Puppy Flea Prevention - Fleas on your puppy are a great threat and can cause anemia (in addition to the many diseases they can transmit). If your puppy has fleas, you may want to seek professional advice from your veterinarian. If your dog is due to have pups, then flea prevention may be a good idea so that the newborns will not be infested after birth. These nasty pests prey on the vulnerable and those with low immune systems, so young puppies that aren’t fully developed are an easy target.

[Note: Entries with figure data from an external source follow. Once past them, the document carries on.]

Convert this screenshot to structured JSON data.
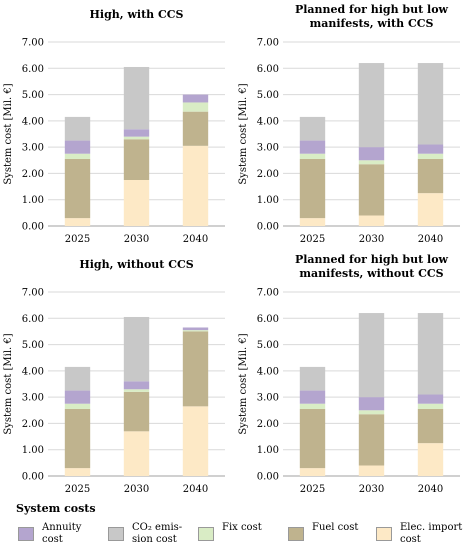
{
  "chart_data": [
    {
      "type": "bar",
      "stacked": true,
      "title": "High, with CCS",
      "ylabel": "System cost [Mil. €]",
      "categories": [
        "2025",
        "2030",
        "2040"
      ],
      "yticks": [
        "0.00",
        "1.00",
        "2.00",
        "3.00",
        "4.00",
        "5.00",
        "6.00",
        "7.00"
      ],
      "ylim": [
        0,
        7
      ],
      "series": [
        {
          "name": "Elec. import cost",
          "color": "#fde9c6",
          "values": [
            0.3,
            1.75,
            3.05
          ]
        },
        {
          "name": "Fuel cost",
          "color": "#bfb38e",
          "values": [
            2.25,
            1.55,
            1.3
          ]
        },
        {
          "name": "Fix cost",
          "color": "#d9ecc5",
          "values": [
            0.2,
            0.1,
            0.35
          ]
        },
        {
          "name": "Annuity cost",
          "color": "#b4a5cf",
          "values": [
            0.5,
            0.28,
            0.3
          ]
        },
        {
          "name": "CO₂ emission cost",
          "color": "#c8c8c8",
          "values": [
            0.9,
            2.37,
            0.0
          ]
        }
      ]
    },
    {
      "type": "bar",
      "stacked": true,
      "title": "Planned for high but low manifests, with CCS",
      "title_lines": [
        "Planned for high but low",
        "manifests, with CCS"
      ],
      "ylabel": "System cost [Mil. €]",
      "categories": [
        "2025",
        "2030",
        "2040"
      ],
      "yticks": [
        "0.00",
        "1.00",
        "2.00",
        "3.00",
        "4.00",
        "5.00",
        "6.00",
        "7.00"
      ],
      "ylim": [
        0,
        7
      ],
      "series": [
        {
          "name": "Elec. import cost",
          "color": "#fde9c6",
          "values": [
            0.3,
            0.4,
            1.25
          ]
        },
        {
          "name": "Fuel cost",
          "color": "#bfb38e",
          "values": [
            2.25,
            1.95,
            1.3
          ]
        },
        {
          "name": "Fix cost",
          "color": "#d9ecc5",
          "values": [
            0.2,
            0.15,
            0.2
          ]
        },
        {
          "name": "Annuity cost",
          "color": "#b4a5cf",
          "values": [
            0.5,
            0.5,
            0.35
          ]
        },
        {
          "name": "CO₂ emission cost",
          "color": "#c8c8c8",
          "values": [
            0.9,
            3.2,
            3.1
          ]
        }
      ]
    },
    {
      "type": "bar",
      "stacked": true,
      "title": "High, without CCS",
      "ylabel": "System cost [Mil. €]",
      "categories": [
        "2025",
        "2030",
        "2040"
      ],
      "yticks": [
        "0.00",
        "1.00",
        "2.00",
        "3.00",
        "4.00",
        "5.00",
        "6.00",
        "7.00"
      ],
      "ylim": [
        0,
        7
      ],
      "series": [
        {
          "name": "Elec. import cost",
          "color": "#fde9c6",
          "values": [
            0.3,
            1.7,
            2.65
          ]
        },
        {
          "name": "Fuel cost",
          "color": "#bfb38e",
          "values": [
            2.25,
            1.5,
            2.85
          ]
        },
        {
          "name": "Fix cost",
          "color": "#d9ecc5",
          "values": [
            0.2,
            0.1,
            0.05
          ]
        },
        {
          "name": "Annuity cost",
          "color": "#b4a5cf",
          "values": [
            0.5,
            0.3,
            0.1
          ]
        },
        {
          "name": "CO₂ emission cost",
          "color": "#c8c8c8",
          "values": [
            0.9,
            2.45,
            0.0
          ]
        }
      ]
    },
    {
      "type": "bar",
      "stacked": true,
      "title": "Planned for high but low manifests, without CCS",
      "title_lines": [
        "Planned for high but low",
        "manifests, without CCS"
      ],
      "ylabel": "System cost [Mil. €]",
      "categories": [
        "2025",
        "2030",
        "2040"
      ],
      "yticks": [
        "0.00",
        "1.00",
        "2.00",
        "3.00",
        "4.00",
        "5.00",
        "6.00",
        "7.00"
      ],
      "ylim": [
        0,
        7
      ],
      "series": [
        {
          "name": "Elec. import cost",
          "color": "#fde9c6",
          "values": [
            0.3,
            0.4,
            1.25
          ]
        },
        {
          "name": "Fuel cost",
          "color": "#bfb38e",
          "values": [
            2.25,
            1.95,
            1.3
          ]
        },
        {
          "name": "Fix cost",
          "color": "#d9ecc5",
          "values": [
            0.2,
            0.15,
            0.2
          ]
        },
        {
          "name": "Annuity cost",
          "color": "#b4a5cf",
          "values": [
            0.5,
            0.5,
            0.35
          ]
        },
        {
          "name": "CO₂ emission cost",
          "color": "#c8c8c8",
          "values": [
            0.9,
            3.2,
            3.1
          ]
        }
      ]
    }
  ],
  "legend": {
    "title": "System costs",
    "items": [
      {
        "label": "Annuity cost",
        "lines": [
          "Annuity",
          "cost"
        ],
        "color": "#b4a5cf"
      },
      {
        "label": "CO₂ emission cost",
        "lines": [
          "CO₂ emis-",
          "sion cost"
        ],
        "color": "#c8c8c8"
      },
      {
        "label": "Fix cost",
        "lines": [
          "Fix cost"
        ],
        "color": "#d9ecc5"
      },
      {
        "label": "Fuel cost",
        "lines": [
          "Fuel cost"
        ],
        "color": "#bfb38e"
      },
      {
        "label": "Elec. import cost",
        "lines": [
          "Elec. import",
          "cost"
        ],
        "color": "#fde9c6"
      }
    ]
  }
}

Puppy Flea Control - If the puppy is still with the mother, then it is very likely that the mother dog will be infested (and probably the area they live and sleep in). You will need to eradicate the parasites carefully as to not harm the pup, but also concentrate on thoroughly cleaning and exterminating any fleas that are dwelling nearby or on other house pets or generally around the home. See our pet flea control page for ideas. This is a very important control method, as there is no point treating your puppy and then placing them straight back into an environment which has fresh parasites waiting to pounce back on.

puppy with fleas

Puppy Flea Treatment - If you are looking to tackle the problem at home by yourself the following are recorded as not advisable - collars, powders, essential oils and any chemicals. You could begin by giving your pup a comb outdoors away from the house. It is advised that this is done outside of the home so that the fleas don’t jump straight out and into your furniture - you can always treat your yard afterwards. Next it is advised that the pup is given a warm bath. Before starting, it is recommended that you wear some type of protective gloves to avoid getting bites yourself. Also the assistance of a second person is always a good move, if you can convince a friend to help. Have a separate bowl of soapy hot water aside to put any fleas in that you (or your assistant) may catch whilst the bathing takes place.

Puppy and Fleas

How to get rid of Puppy Fleas - Softly bathe the pup in warm water with a soft dish detergent. Don’t make the bath too deep as although you want to submerge them, you want to keep their head out of the water to not cause any panic. A perfect place to perform this is the kitchen sink, as most puppies will fit comfortably. Ensure you wash the entire body, but avoid getting soap in their eyes. Don’t place the puppies head under the water - even if you see fleas working their way up the body to dry ground. Do so for at least a few minutes. Systematically pick off any dead fleas on the puppy that remain and drop them in to the hot soapy water put aside for drowning. Rinse all the soap off and repeat if necessary until all the fleas are gone. If the soap doesn’t kill them then drowning in the water should. Once clean, wrap the puppy up in a towel and pat-dry them. You (or your assistant!) will now need to thoroughly clean the area and any towels used. Now, gently comb the puppy with a clean flea comb - this is done as a further precaution, as although you think you may have spotted all the fleas it is likely some could remain. To help capture any crafty remaining parasites, smear Vaseline on the base of the combs teeth as the fleas will stick and are less likely to escape.

Puppy with Fleas

Be Safe! If the puppy is older than eight weeks old, there are commercial products that are meant to be safe to use, however always consult your veterinarian before pursuing this route. The veterinarian will be familiar with the products in the market and should be able to advise what to use and what not to use. Whichever method you use, be as gentle as possible to not cause the pup any further distress, any bites will already have made them irritable and uncomfortable.